Gounod’s Faust is curious, heaving with melodrama, overflowing with toxic masculinity and utterly bonkers in parts, but then it’s an opera about struggle, desires and vanity reflecting the time of its writing and also, it’s setting. The opera reflects these dichotomies in a crepuscular campiness of quite gothic proportions. The lurking sets, strike the most decayed decadent pose keeping the eye focused on the action and Charles Edwards’s designs are superb. Choreography and dancing combine in some impressive atmospheric large cast set pieces which unfold with a precise and natural feeling.
With a troupe of acrobatic dancers who double as sinister, lithe and insectile demons, and a trio of ballet numbers there’s plenty to watch as well as listen to. David McVicar’s original production set in Paris during the Second Empire does very little to flesh out thinly drawn characters and this revival by Bruno Ravella seems to stick rather close to what is, after all, a much-loved production. The dancers echo the sordid decent into destitution with some genuinely creepy ballet and give a sombre terror to the death of Marguerite’s child.
This was an exercise in high camp done with a deftness of touch from conductor Ettinger which gives the music a serious emotional heft regardless of the sometimes daftness being played out on stage. Schrott’s Mephistopheles followed this lead giving us a gloriously tongue-in-cheek delight to his acting and allowing some humour to reflect off the glittering darkness of the narrative.

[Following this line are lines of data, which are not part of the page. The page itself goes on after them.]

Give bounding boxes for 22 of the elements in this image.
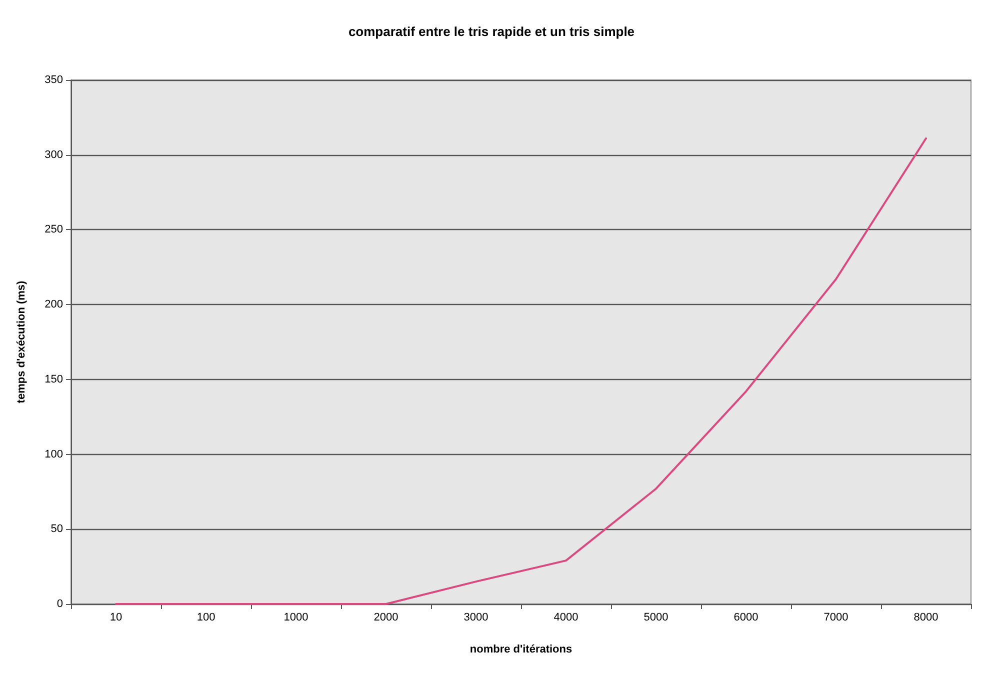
y-tick-label: 150 [44, 373, 63, 386]
y-tick-label: 300 [44, 148, 63, 161]
y-axis-title: temps d'exécution (ms) [16, 280, 28, 404]
x-tick-label: 1000 [284, 612, 308, 624]
x-tick-label: 8000 [914, 612, 938, 624]
x-tick-label: 3000 [464, 612, 488, 624]
x-tick-label: 100 [196, 612, 216, 624]
y-tick-label: 200 [44, 298, 63, 311]
x-tick-label: 4000 [554, 612, 578, 624]
chart-title: comparatif entre le tris rapide et un tris simple [348, 24, 635, 39]
x-axis-title: nombre d'itérations [470, 644, 572, 656]
y-tick-label: 100 [44, 448, 63, 460]
y-tick-label: 50 [50, 523, 63, 536]
line-series [115, 137, 927, 605]
y-tick-label: 250 [44, 224, 63, 236]
y-tick-label: 0 [56, 598, 63, 610]
x-tick-label: 7000 [824, 612, 848, 624]
x-tick-label: 5000 [644, 612, 668, 624]
x-tick-label: 2000 [374, 612, 398, 624]
x-tick-label: 10 [110, 612, 122, 624]
y-tick-label: 350 [44, 74, 63, 86]
x-tick-label: 6000 [734, 612, 758, 624]
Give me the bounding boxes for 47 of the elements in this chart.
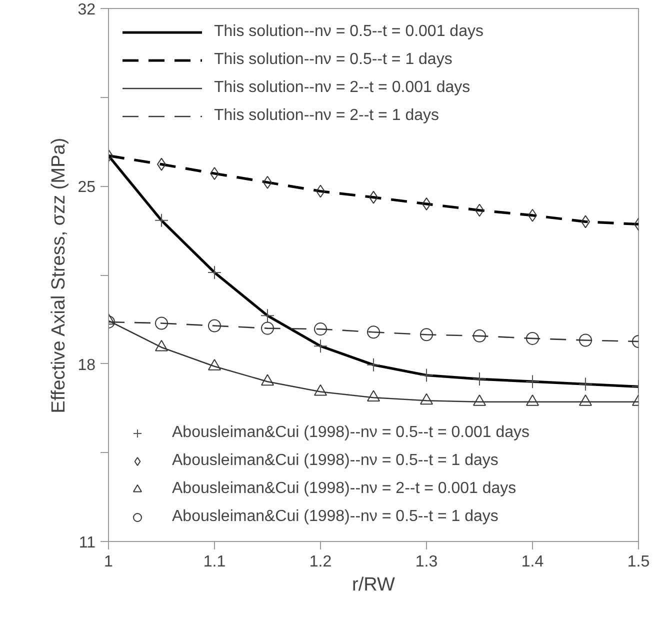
y-tick-label: 18 (78, 356, 96, 374)
point (579, 394, 592, 406)
point (367, 390, 380, 402)
legend-label: Abousleiman&Cui (1998)--nν = 0.5--t = 1 days (172, 452, 498, 470)
x-tick-label: 1.2 (309, 554, 332, 570)
legend-label: This solution--nν = 2--t = 0.001 days (214, 79, 470, 97)
point (420, 368, 434, 382)
point (314, 384, 327, 396)
point (526, 374, 540, 389)
point (314, 322, 327, 336)
point (261, 374, 274, 386)
point (526, 332, 539, 345)
x-tick-label: 1 (104, 554, 114, 570)
y-axis-title: Effective Axial Stress, σzz (MPa) (48, 138, 70, 414)
legend-label: Abousleiman&Cui (1998)--nν = 2--t = 0.001 days (172, 480, 516, 498)
y-tick-label: 25 (78, 179, 96, 196)
point (473, 394, 486, 406)
y-tick-label: 32 (78, 2, 96, 18)
point (578, 377, 592, 392)
x-tick-label: 1.5 (627, 554, 650, 570)
x-tick-label: 1.4 (521, 554, 544, 570)
legend-label: This solution--nν = 0.5--t = 1 days (214, 51, 452, 69)
point (579, 334, 592, 347)
legend-label: Abousleiman&Cui (1998)--nν = 0.5--t = 0.001 days (172, 424, 530, 442)
point (260, 308, 274, 323)
point (420, 393, 433, 405)
point (314, 339, 328, 354)
legend-label: Abousleiman&Cui (1998)--nν = 0.5--t = 1 days (172, 508, 498, 526)
point (155, 316, 168, 330)
point (208, 319, 221, 332)
x-tick-label: 1.1 (203, 554, 226, 570)
point (473, 329, 486, 342)
point (420, 328, 433, 342)
point (526, 394, 539, 406)
point (261, 322, 274, 335)
legend-label: This solution--nν = 0.5--t = 0.001 days (214, 23, 484, 41)
x-axis-title: r/RW (352, 574, 396, 596)
x-tick-label: 1.3 (415, 554, 438, 570)
y-tick-label: 11 (78, 534, 96, 552)
point (367, 326, 380, 339)
legend-label: This solution--nν = 2--t = 1 days (214, 107, 439, 125)
point (472, 372, 486, 386)
point (366, 358, 380, 372)
point (208, 358, 221, 370)
point (154, 213, 168, 228)
point (208, 265, 222, 280)
point (155, 340, 168, 352)
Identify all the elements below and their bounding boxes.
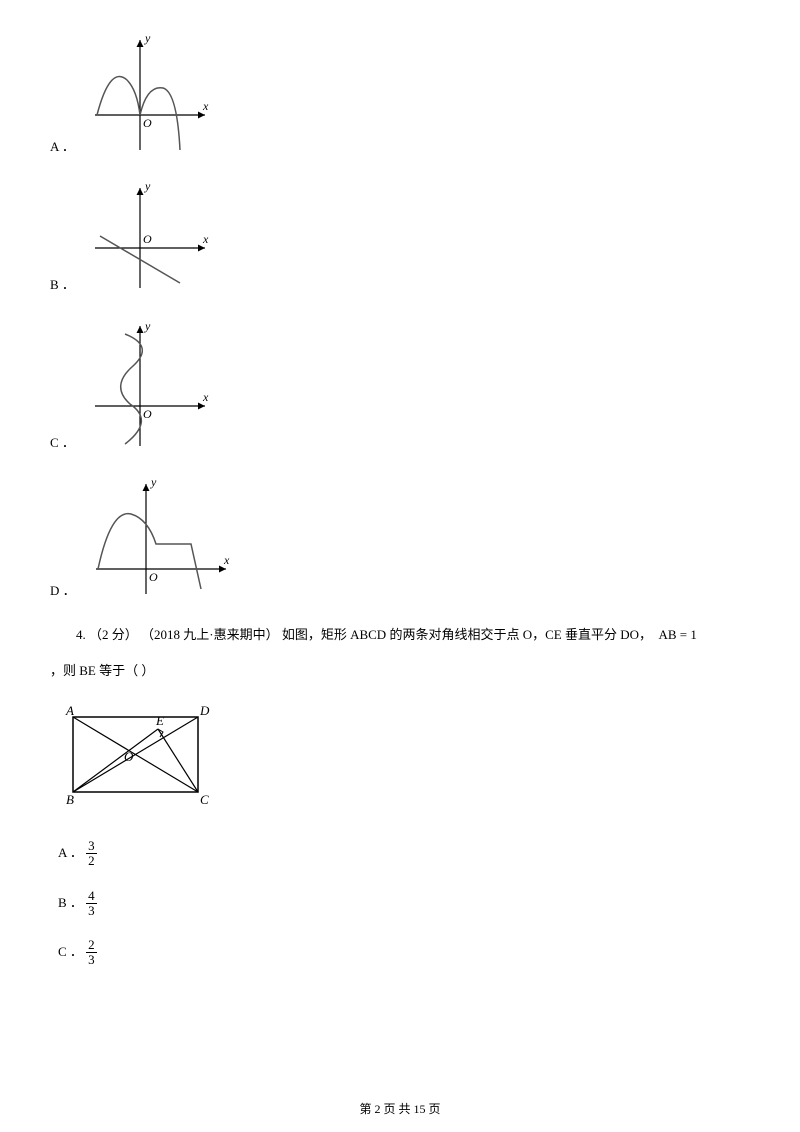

Standing surrounded by sensuous posed and gilded famous queens of history and decked out in a huge cape – before throwing it off and exposing himself glittering in an exquisite jet black rhinestoned ball gown, there was a hint of – dare I say it – Rocky Horror about Schrott’s divine and exquisite self-adoration in the role, rescuing it from serious interpretation, allowing his carefree wickedness to flood the stage.
Plays until May 6
Performances on April 15, 18, 25, 30, May 3 & 6.